A recent report from the Heinrich Böll Foundation based in Berlin estimated un-avoided loss and damage would cost annually about US$50 billion by 2020, and US$300 billion by 2030. 

The UN climate body currently avoids any mechanism for financial accountability for human-induced climate change, because industrialized countries were unwilling to ratify the Paris Agreement on climate change unless liability and compensation were explicitly excluded.  

A climate justice approach

Many activists and scholars from both the global North and global South maintain that accountability is a crucial element for ensuring climate justice. 

Climate justice refers to the idea that the countries least responsible for climate change are also the most responsible; and should be supported by the industrialized countries that are responsible. 

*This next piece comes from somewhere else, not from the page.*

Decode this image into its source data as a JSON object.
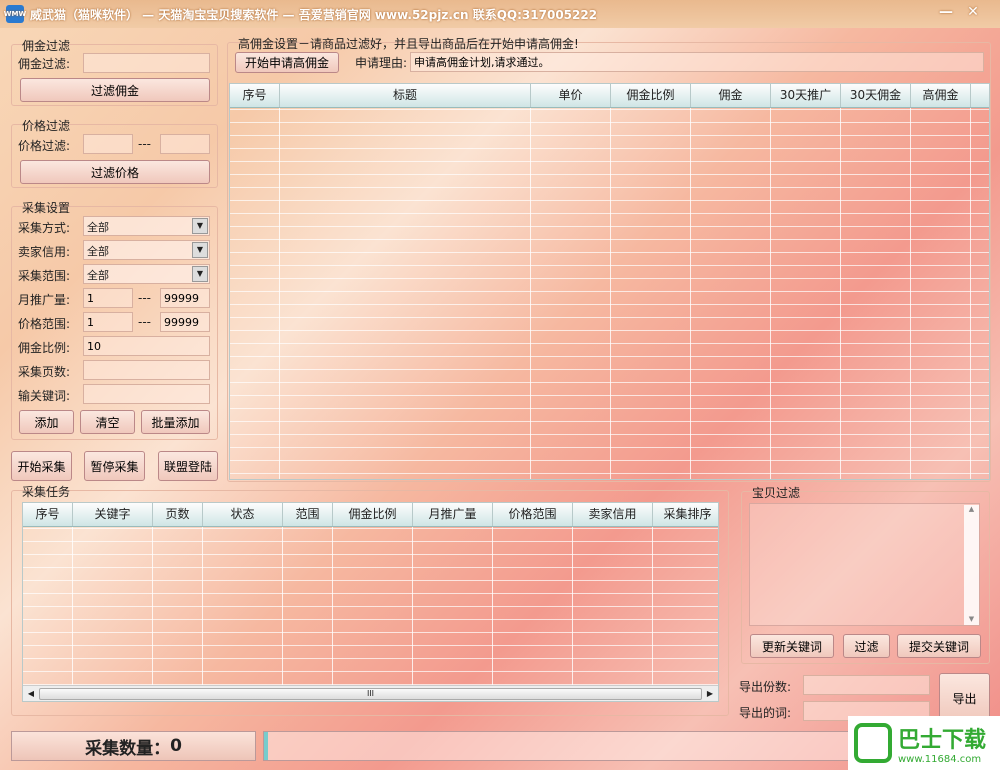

It is a useful approach, because it pushes global climate conversations beyond purely environmental and technical considerations, and raises ethical concerns. It also creates a platform by which the most vulnerable can start to have conversations around equality, international principles of ‘no harm’ and historical obligations.

On framing accountability

There are two ways in which a loss and damage mechanism could frame accountability, according to Johnson, (2017), in ‘Holding Polluting Countries to Account for Climate Change: Is “Loss and Damage” Up to the Task?’

The first is in terms of which countries have emitted the most CO2, and therefore should be held responsible. However, any mechanism here would have to clarify the time span in which nations are held accountable: countries that are emitting the most now, the ones that have emitted the most since the first climate agreements were put in place, or countries that have historically emitted the most.

Another way to frame accountability is in terms of the Earth’s capacity to absorb greenhouse gases, and “distributing” this absorption on an equitable basis. In other words, countries are held responsible depending on whether or not they have overstepped this emissions limit. 

While the former focuses on solely on emissions, the latter emphasizes the limit which countries should have a right to emit, leading to slightly different implications for accountability within a possible loss and damage framework.

It is paramount that any loss and damage mechanism is underlain with principles of climate justice to ensure the most responsible for climate change are held accountable, and are thus able to support the most affected. 


Laura Bahlman is currently doing her masters in International Development at Massey University, New Zealand. Meraz Mostafa is a research officer at ICCCAD, IUB.